Depois do consentimento de ambas as partes e de um prazo de 10 dias depois da sentença, o juiz declara extinto o poder familiar, a criança entra no Sistema Nacional de Adoção e Acolhimento (SNA) e um novo processo para adoção do bebê é iniciado.
Cerca de 6.161 pessoas estão na lista para adoção de crianças de até 2 anos no país, segundo o CNJ. No Distrito Federal, dos 537 interessados em adotar uma criança, 94 pessoas têm preferência por bebês de até 2 anos.
Direito ao arrependimento
A gestante pode decidir por não entregar a criança para adoção até 10 dias após a sentença, que é definida alguns dias depois da audiência final. Durante todo o processo, até a última audiência, a parturiente também pode escolher não realizar a entrega voluntária do bebê à adoção e comunicar a equipe multidisciplinar ou advogado ou defensor público que a acompanha.
Se houver arrependimento, a criança fica com os genitores e a família é acompanhada por um período de cerca de seis meses.
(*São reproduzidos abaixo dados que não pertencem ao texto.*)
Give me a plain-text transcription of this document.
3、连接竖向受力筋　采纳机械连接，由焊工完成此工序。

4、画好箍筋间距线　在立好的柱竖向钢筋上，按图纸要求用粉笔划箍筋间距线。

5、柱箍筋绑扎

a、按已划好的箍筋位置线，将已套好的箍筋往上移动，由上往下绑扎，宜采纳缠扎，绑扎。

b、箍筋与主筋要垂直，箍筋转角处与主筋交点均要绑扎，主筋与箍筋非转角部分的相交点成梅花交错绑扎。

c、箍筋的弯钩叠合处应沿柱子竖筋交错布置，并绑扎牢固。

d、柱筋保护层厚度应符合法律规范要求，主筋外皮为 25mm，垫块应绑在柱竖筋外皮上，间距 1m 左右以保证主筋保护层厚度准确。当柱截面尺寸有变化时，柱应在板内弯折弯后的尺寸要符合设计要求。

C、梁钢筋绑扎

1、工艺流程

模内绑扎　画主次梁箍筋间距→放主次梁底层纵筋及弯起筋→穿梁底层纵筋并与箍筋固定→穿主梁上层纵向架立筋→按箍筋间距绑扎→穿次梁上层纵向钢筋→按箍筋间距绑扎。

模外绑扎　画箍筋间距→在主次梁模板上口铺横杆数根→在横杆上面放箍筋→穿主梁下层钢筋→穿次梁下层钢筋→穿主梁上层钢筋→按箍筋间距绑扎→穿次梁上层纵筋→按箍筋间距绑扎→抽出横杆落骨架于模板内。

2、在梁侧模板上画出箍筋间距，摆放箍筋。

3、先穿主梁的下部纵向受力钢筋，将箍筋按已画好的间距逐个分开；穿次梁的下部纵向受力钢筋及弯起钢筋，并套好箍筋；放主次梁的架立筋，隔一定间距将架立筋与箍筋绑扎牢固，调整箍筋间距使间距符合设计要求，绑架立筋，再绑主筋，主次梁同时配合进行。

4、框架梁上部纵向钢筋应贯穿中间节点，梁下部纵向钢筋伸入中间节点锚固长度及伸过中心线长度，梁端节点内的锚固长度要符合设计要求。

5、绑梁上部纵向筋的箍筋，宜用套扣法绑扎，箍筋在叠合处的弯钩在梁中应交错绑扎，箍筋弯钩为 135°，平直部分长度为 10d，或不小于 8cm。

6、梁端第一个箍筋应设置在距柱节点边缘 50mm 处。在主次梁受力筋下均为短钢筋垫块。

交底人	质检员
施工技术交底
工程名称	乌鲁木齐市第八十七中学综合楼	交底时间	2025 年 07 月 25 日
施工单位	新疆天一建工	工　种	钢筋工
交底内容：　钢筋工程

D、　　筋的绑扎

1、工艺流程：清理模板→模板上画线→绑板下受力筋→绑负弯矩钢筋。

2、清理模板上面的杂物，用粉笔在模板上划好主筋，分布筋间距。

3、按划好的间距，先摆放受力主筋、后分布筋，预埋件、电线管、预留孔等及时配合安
Avaliação psicológica, aborto legal e sigilo
A equipe interprofissional, que acompanha a gestante durante todo o processo, tem como objetivo certificar alguns pontos da entrega voluntária à adoção e dos direitos da parturiente como a realização de uma avaliação psicológica e se foi informado para a gestante sobre direitos de proteção como o aborto legal.
Os direitos da gestante, como o sigilo, são garantidos e é assegurada a identidade e paradeiro do pai e da família paterna.
O direito ao sigilo é garantido para todas as gestantes que pedirem ou solicitarem durante o processo. A gestante criança ou a gestante adolescente, inclusive, podem pedir em relação aos seus genitores, caso em que uma medida protetiva será aplicada.
A criança adotada, segundo o ECA, tem direito ao conhecimento da origem biológica. Apesar de nos registros a partir da adoção não constar o nome da gestante, este fica arquivado.